Wang Da-hong, who studied at Cambridge University and Harvard University, is the first architect in Taiwan who acquired comprehensive Western knowledge in modern theory and applied it to Chinese architecture. For his contributions to Taiwan’s modern architecture movement, he received the National Award for the Arts in 2009 and the National Cultural Award in 2013.        

Born in Beijing and raised in Shanghai, Wang left China at the age of 13 to study in Europe and the U.S. In 1952, Wang relocated to Taiwan and started his career in Taipei. Despite an education based on the ideology of modernism, he sought to integrate Chinese traditions with what he learned in the West.
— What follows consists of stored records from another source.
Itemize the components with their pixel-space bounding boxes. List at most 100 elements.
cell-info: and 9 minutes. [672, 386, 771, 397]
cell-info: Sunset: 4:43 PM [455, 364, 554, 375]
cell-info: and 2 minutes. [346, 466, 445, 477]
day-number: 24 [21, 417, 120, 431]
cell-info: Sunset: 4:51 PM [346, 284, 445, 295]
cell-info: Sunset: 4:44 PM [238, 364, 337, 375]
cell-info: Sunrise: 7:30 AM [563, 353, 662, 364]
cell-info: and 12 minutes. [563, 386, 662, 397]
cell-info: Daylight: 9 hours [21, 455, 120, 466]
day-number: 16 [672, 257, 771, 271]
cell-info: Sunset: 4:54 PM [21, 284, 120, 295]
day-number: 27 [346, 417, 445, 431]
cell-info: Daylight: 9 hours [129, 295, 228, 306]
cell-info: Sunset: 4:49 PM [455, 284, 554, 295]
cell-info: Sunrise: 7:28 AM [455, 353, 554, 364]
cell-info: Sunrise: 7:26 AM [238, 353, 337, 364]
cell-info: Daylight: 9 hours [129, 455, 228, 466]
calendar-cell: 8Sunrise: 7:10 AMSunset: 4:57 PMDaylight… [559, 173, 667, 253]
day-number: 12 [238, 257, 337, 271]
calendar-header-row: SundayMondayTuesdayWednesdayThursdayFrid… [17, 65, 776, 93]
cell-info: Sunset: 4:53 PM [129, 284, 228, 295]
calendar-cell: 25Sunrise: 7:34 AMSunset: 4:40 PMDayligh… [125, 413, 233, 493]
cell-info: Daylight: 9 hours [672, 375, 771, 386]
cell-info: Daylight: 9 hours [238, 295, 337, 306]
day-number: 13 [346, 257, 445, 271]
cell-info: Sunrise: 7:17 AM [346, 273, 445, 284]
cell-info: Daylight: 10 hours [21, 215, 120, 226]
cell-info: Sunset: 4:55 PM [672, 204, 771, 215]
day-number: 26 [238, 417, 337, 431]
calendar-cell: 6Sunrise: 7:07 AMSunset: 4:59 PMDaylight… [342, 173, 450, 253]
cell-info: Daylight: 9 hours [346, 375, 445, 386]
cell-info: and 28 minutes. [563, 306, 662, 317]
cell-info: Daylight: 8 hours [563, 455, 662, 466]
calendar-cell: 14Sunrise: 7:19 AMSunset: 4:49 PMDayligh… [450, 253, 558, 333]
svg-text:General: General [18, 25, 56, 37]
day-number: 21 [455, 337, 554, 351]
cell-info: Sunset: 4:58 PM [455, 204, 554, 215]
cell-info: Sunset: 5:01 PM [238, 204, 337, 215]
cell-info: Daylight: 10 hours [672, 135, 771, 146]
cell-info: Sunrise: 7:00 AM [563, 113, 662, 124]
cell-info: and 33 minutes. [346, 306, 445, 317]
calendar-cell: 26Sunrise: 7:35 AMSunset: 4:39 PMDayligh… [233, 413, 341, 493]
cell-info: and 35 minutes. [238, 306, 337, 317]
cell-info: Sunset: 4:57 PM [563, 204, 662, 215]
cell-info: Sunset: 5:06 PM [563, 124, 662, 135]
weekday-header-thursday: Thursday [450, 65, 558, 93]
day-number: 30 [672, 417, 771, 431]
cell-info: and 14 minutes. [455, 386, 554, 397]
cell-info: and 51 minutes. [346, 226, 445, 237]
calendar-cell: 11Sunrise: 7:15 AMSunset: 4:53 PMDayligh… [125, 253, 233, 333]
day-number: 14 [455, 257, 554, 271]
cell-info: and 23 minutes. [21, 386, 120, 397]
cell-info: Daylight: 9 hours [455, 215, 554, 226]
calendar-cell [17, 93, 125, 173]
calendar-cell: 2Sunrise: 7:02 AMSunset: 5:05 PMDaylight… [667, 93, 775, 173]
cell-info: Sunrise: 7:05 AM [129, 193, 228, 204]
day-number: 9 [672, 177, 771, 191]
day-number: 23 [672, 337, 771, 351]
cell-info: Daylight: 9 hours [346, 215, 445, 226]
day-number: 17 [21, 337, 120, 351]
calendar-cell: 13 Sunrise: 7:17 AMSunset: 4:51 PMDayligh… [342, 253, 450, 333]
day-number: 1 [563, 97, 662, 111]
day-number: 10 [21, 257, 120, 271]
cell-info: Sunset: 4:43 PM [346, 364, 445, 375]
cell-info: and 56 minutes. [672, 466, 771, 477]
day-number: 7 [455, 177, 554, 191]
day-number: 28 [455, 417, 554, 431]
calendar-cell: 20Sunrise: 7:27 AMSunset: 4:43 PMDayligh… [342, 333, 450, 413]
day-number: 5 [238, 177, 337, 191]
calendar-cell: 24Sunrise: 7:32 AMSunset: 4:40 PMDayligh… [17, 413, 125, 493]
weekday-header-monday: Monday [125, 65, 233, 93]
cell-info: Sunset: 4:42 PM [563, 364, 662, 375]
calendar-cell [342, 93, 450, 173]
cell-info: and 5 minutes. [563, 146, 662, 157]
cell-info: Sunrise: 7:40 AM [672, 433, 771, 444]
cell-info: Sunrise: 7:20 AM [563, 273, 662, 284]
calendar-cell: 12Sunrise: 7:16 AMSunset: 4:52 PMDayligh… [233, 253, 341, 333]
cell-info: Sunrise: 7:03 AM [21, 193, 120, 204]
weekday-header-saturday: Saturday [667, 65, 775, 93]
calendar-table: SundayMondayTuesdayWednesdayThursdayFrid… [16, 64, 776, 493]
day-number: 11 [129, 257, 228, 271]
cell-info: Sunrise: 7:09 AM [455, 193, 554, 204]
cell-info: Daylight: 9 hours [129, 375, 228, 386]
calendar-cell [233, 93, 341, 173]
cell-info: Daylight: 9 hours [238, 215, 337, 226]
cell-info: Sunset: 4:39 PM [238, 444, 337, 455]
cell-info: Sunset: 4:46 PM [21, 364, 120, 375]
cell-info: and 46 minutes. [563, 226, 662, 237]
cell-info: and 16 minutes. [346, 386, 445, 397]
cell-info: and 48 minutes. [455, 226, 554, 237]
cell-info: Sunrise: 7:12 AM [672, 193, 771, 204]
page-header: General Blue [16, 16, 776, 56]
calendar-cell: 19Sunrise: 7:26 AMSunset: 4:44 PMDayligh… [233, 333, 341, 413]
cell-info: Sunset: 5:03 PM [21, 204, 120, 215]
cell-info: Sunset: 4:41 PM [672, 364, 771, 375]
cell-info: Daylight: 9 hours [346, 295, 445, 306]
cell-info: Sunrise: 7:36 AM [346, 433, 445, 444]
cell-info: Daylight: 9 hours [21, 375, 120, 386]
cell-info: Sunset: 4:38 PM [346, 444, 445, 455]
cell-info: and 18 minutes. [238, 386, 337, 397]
For Wang, architecture is closely linked with the environment, and each building is a reflection of national history and past civilizations.

When it came to the National Dr. Sun Yat-sen Memorial Hall in 1972, Wang focused on making the space publicly available, creating a visitor-friendly government venue instead of following the norm of political hegemony in architecture. Although he did have to compromise on certain aspects, such as the palatial design of the sweeping roof, Wang successfully cultivated modern architecture with Chinese roots on Taiwan.

Other remarkable works include the Ministry of Foreign Affairs headquarters in the Bo’ai Special Zone; the Taipei Prison in Taoyuan County; his personal residence Hong-Lu Apartment (虹盧); and the Student Activity Center of the National Taiwan University campus, all of which reflect Wang’s modern influence on traditional Chinese architecture.

Among all his blueprints, his design for a monument commemorating mankind’s first-ever landing on the moon is reputed to be Wang’s favorite work. It is a design expressing the modern concepts of simplicity and his respect for the universe. Though Project Selene was never built because of the geo-political issues of that era, the design of two tall towers that symbolized human arms reaching for the sky received high praise in the U.S.

As a groundbreaking architect in Taiwan, Wang created a new architectural style of his own and mentored those who became the nation’s contemporary leading architects. His innovative vision has brought new aesthetics to Taiwan’s architectural world since the 1950s and leads the modern movement of architecture, in which his works are forever reminiscent of Chinese cultural context within the modernist presentation in Taiwan.